Добавить в цитаты Настройки чтения

Страница 20 из 55

Судя по звукам, богослов, боясь быть узнанным, решил бежать под покровом темноты, ибо свеча погасла в тот момент, как Франсуаза выронила подсвечник. Кюре погнался за ним.

Тут я услышал, что дверь в комнату, в которой был заточен ваш покорный слуга, открыли и быстро заперли вновь, и кто-то прыгнул в кровать. Я задрожал как осиновый лист, подумав, что это, должно быть, Франсуаза и что следом вскоре придет кюре. Однако все оставалось спокойным. В кровати надо мною вздыхала неизвестная мне персона.

Я не мог понять, кто же там всхлипывает. Неужели это плачет Франсуаза? Почему она вернулась одна? Придет ли кюре? Нет муки более жестокой, нежели неизвестность. Не однажды меня одолевало искушение покинуть укрытие, но боязнь обнаружения удерживала меня под кроватью. К тому же, была еще более веская причина остаться в комнате Франсуазы: я имею в виду чудовищную эрекцию.

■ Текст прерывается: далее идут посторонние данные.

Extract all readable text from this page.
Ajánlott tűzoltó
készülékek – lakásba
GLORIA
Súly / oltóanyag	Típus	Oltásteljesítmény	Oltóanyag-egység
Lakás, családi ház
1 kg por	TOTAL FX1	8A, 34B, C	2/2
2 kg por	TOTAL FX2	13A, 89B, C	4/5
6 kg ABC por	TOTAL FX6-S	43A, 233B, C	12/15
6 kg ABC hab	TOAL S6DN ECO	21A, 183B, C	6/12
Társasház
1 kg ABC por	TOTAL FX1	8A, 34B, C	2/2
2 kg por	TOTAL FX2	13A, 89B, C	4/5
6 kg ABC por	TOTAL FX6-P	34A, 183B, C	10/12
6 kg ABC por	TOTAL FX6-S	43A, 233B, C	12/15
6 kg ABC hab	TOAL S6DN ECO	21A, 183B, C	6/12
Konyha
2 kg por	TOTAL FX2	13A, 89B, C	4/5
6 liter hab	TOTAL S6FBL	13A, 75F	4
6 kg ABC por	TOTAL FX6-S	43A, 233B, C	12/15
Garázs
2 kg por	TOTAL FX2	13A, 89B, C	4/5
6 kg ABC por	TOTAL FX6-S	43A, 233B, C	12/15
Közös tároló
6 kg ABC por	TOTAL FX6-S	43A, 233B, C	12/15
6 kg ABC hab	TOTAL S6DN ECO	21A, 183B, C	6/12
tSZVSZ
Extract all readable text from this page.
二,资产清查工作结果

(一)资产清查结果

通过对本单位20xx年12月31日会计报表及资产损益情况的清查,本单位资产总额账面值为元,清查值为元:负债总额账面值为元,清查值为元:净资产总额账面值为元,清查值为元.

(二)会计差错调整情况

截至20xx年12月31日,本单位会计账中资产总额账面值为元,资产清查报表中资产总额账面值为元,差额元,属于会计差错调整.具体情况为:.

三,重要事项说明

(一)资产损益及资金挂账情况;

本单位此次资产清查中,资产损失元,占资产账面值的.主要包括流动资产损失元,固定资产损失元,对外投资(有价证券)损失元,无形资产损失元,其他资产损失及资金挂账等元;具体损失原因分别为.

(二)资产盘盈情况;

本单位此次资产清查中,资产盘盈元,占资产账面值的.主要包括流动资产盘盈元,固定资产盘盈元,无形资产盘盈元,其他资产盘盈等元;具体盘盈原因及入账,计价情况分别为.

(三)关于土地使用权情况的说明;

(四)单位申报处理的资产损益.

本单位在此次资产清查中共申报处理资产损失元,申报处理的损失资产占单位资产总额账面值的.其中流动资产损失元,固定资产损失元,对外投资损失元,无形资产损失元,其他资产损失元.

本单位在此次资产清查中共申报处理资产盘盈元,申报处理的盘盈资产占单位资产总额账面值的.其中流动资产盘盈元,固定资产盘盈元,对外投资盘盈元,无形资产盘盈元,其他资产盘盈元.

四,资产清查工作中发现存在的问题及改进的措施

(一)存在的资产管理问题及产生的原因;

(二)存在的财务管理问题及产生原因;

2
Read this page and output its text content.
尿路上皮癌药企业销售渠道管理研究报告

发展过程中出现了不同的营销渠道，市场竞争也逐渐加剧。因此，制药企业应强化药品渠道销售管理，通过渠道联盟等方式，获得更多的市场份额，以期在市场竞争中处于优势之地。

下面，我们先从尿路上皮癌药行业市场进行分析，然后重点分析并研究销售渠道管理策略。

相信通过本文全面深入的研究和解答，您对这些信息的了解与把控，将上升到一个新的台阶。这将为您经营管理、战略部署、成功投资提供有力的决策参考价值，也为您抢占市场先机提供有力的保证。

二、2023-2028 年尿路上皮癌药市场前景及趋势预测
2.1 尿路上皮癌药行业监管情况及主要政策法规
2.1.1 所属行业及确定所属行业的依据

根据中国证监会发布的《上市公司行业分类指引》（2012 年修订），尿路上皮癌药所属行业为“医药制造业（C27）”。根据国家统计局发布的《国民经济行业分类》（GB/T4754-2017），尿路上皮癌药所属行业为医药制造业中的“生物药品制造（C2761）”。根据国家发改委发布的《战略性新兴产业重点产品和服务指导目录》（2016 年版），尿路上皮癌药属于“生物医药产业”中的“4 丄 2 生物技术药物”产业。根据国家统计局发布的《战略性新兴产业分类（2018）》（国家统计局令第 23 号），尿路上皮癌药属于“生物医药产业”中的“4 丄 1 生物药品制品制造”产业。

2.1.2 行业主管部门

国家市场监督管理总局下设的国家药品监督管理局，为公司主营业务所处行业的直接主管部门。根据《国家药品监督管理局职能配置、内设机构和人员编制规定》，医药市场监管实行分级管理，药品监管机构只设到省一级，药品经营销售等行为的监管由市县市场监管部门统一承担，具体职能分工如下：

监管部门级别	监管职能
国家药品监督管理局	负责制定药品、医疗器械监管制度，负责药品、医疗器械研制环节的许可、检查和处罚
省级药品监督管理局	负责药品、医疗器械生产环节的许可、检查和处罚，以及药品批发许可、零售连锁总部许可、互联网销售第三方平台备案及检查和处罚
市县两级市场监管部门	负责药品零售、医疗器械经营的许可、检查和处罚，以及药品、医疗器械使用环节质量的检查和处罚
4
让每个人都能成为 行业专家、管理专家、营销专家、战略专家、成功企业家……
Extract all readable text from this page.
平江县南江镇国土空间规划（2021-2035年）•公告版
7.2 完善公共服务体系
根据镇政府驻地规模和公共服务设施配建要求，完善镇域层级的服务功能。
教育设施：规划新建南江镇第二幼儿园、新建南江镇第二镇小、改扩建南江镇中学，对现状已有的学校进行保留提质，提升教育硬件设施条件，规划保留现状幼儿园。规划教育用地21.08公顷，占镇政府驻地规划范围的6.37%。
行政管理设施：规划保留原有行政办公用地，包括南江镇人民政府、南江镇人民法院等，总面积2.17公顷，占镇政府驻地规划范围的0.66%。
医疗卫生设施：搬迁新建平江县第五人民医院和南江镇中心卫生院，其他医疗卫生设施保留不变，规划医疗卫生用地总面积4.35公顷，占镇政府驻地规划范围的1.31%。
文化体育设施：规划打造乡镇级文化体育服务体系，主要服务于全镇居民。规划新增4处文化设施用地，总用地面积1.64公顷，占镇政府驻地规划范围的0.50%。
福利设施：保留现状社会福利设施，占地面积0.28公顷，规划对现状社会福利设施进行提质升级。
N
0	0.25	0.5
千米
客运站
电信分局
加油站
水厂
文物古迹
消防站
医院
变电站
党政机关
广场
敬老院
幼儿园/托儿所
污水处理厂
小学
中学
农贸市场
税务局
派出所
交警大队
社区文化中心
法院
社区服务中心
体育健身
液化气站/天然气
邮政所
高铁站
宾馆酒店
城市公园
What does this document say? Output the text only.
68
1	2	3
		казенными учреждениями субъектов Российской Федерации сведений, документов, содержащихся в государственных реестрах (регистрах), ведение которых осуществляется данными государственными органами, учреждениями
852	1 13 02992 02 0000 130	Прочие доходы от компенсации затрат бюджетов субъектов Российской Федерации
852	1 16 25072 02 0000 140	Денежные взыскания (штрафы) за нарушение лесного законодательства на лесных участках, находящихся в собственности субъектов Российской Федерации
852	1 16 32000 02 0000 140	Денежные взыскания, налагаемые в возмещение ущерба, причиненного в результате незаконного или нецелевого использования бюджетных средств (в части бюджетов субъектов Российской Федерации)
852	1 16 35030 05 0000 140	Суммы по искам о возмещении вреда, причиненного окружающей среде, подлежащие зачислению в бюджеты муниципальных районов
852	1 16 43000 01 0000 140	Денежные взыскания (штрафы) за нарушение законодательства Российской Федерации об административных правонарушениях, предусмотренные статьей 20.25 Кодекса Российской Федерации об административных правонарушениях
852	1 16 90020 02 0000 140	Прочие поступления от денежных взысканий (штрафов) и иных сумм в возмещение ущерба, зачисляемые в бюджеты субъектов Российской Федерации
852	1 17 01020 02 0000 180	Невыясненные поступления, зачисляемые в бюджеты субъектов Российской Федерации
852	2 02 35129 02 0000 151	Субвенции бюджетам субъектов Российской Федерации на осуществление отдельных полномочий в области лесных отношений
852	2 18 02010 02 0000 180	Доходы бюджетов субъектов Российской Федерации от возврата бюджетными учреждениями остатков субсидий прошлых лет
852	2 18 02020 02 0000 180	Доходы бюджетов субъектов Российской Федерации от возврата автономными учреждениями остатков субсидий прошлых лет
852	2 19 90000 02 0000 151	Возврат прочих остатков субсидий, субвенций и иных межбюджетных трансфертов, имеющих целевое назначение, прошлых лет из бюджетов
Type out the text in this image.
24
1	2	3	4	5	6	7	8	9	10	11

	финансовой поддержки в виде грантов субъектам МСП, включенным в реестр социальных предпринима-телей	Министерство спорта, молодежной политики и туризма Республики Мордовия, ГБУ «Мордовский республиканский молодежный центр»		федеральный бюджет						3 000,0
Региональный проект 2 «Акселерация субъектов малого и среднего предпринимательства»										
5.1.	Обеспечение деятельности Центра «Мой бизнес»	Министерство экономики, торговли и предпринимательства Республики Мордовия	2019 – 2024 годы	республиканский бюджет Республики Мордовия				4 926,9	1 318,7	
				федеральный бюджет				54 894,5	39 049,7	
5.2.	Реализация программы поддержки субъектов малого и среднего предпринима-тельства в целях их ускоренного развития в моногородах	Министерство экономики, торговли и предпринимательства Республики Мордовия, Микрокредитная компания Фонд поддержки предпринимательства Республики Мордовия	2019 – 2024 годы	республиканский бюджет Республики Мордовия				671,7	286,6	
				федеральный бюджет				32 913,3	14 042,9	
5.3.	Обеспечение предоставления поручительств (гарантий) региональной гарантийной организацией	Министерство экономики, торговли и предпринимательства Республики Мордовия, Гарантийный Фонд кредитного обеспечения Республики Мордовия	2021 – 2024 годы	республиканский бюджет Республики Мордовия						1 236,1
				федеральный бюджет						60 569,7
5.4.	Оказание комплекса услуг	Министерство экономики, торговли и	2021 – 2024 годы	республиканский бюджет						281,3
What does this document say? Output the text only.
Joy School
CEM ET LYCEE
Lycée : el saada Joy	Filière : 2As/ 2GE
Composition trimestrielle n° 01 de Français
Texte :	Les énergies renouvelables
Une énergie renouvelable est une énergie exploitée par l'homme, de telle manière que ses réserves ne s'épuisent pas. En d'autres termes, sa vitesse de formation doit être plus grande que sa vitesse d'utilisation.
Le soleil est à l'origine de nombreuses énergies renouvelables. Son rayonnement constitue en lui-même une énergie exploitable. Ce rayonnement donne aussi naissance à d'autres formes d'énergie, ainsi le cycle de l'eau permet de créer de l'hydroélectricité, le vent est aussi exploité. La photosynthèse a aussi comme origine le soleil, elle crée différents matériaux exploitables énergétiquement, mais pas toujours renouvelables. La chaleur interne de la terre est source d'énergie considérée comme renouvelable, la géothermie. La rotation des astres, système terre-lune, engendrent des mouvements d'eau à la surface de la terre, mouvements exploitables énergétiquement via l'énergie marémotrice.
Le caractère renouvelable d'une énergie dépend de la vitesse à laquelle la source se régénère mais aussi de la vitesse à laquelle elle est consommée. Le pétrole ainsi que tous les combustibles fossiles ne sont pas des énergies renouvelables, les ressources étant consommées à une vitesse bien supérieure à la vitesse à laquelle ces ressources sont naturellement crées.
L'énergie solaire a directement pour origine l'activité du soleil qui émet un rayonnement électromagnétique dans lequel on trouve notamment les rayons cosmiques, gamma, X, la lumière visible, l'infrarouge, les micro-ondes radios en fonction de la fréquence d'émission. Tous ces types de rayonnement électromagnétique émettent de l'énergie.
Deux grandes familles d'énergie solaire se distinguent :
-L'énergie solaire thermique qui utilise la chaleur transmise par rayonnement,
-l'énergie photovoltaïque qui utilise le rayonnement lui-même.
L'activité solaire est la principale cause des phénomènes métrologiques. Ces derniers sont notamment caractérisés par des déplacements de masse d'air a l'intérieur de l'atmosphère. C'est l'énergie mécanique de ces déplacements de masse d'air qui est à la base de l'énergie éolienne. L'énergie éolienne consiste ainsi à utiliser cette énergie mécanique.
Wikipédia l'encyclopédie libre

«Так ты собираешься вернуться к себе в каморку? — нашептывал мне на ухо дьявол. — В таком случае ты и бессердечен, и глуп. Как можно оставить Франсуазу в печали, имея средство утешить ее? Ведь тебе это ничего не стоит. А она, разве не осыпала она тебя ласками? И ты не хочешь осушить ее слезы? Согласен, она стара и безобразна, однако у нее есть п…да, не так ли?»

— Клянусь Богом, он прав! — пробормотал я. — П…да остается п…дою, сколько бы лет ни было ее хозяйке.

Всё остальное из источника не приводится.